Sua mulher-porca começa a perceber a transformação quando não consegue emagrecer. Vai se arredondando, preferindo legumes a carnes, torna-se irresistível sexualmente para os clientes (na entrevista em que consegue o emprego, tem o seio direito bolinado pelo futuro patrão), sofre um aborto, tem ciclos menstruais alterados, ganha pêlos.
É o fantástico, com jeito de autobiografia, embora não se enquadre nos livros de autoficção e, nem de longe, haja uma aproximação entre personagem e autora.
As mudanças ora são sexualmente estimulantes, ora não. Embora perceba quando se aproxima do irresistível e quando se afasta do atrativo, a personagem demora a tomar consciência do que ocorre.
Em determinado momento do livro, a narradora descreve sua relação com um homem que se transforma em cachorro de acordo com a Lua.
Darrieussecq temia que sua obra fosse classificada de misógina, uma demonstração de aversão às mulheres. Não foi o que ocorreu. Para a escritora, que acredita que as mulheres se identificaram com o texto, "Porcarias" é uma abordagem positiva, carnal, sensual do corpo feminino.
Essa abordagem, diz a escritora, é um dos aspectos que podem fazer com que o livro seja bem aceito fora da Europa.
Política
A sensação da temporada literária francesa ganhou destaque pelo seu discurso antifascista e, ao mesmo tempo, totalmente avesso ao politicamente correto.
Num momento em que os intelectuais franceses (inclusive Darrieussecq) se mobilizavam contra a chamada Lei Debré, um cerco aos imigrantes, o livro foi saudado como o primeiro romance anti-Le Pen, o líder da extrema direita francesa. Um político fascista é uma das personagens, num futuro não muito distante (o Réveillon do ano 2000 é uma das lembranças da narradora e o euro, a moeda corrente).
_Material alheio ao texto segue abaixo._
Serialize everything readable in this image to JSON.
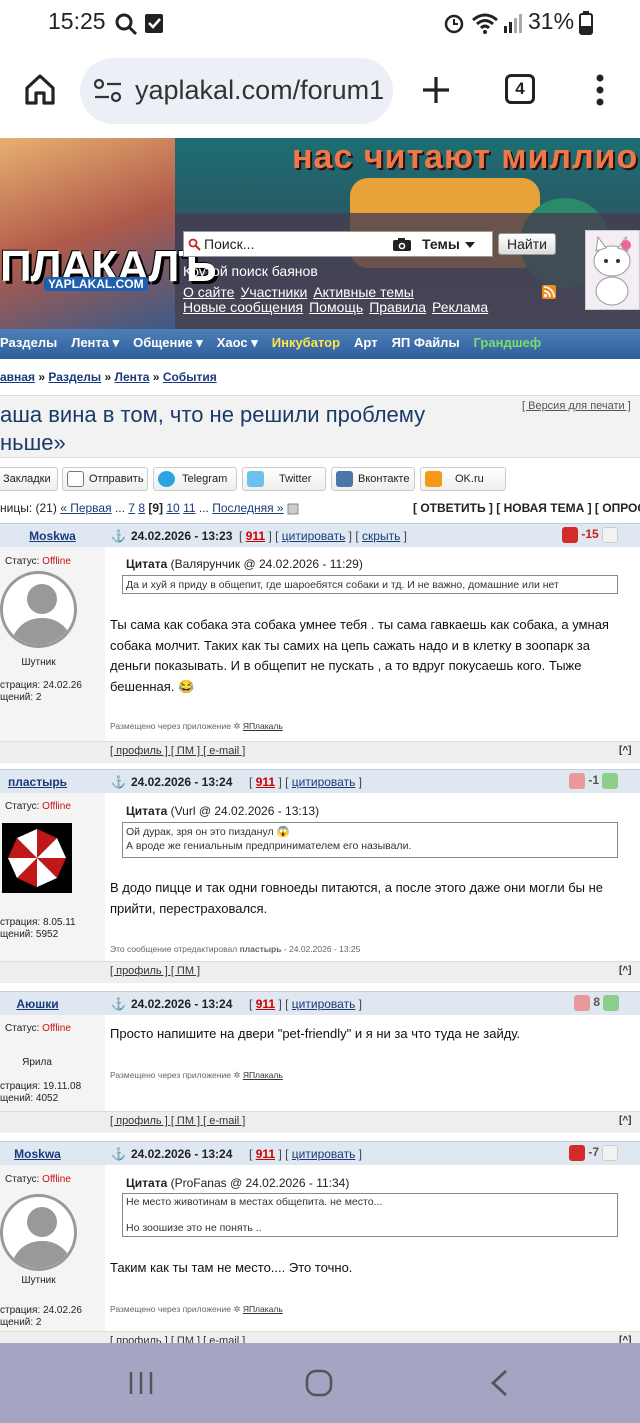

Esse, entretanto, não é o aspecto que mais interessa à escritora. Darrieussecq diz que todo discurso antifascista é uma banalidade hoje em dia.
"Com certeza, tem disso também. Para mim, no entanto, foi a idéia de que, por meio da voz pouco consciente dela mesma, passam truísmos, falsas verdades, dessas verdades que as pessoas têm e sobre as quais elas não pensam."
Não é só a política como disputa pelo poder estatal, digamos assim, que aparece. Com incentivo ao uso do corpo para vender cosméticos (o que, em si, já se sustenta) e com vendedores abrindo mão de salários e comissões, o livro de Darrieussecq revela uma preocupação com o mundo do trabalho que foge ao usual.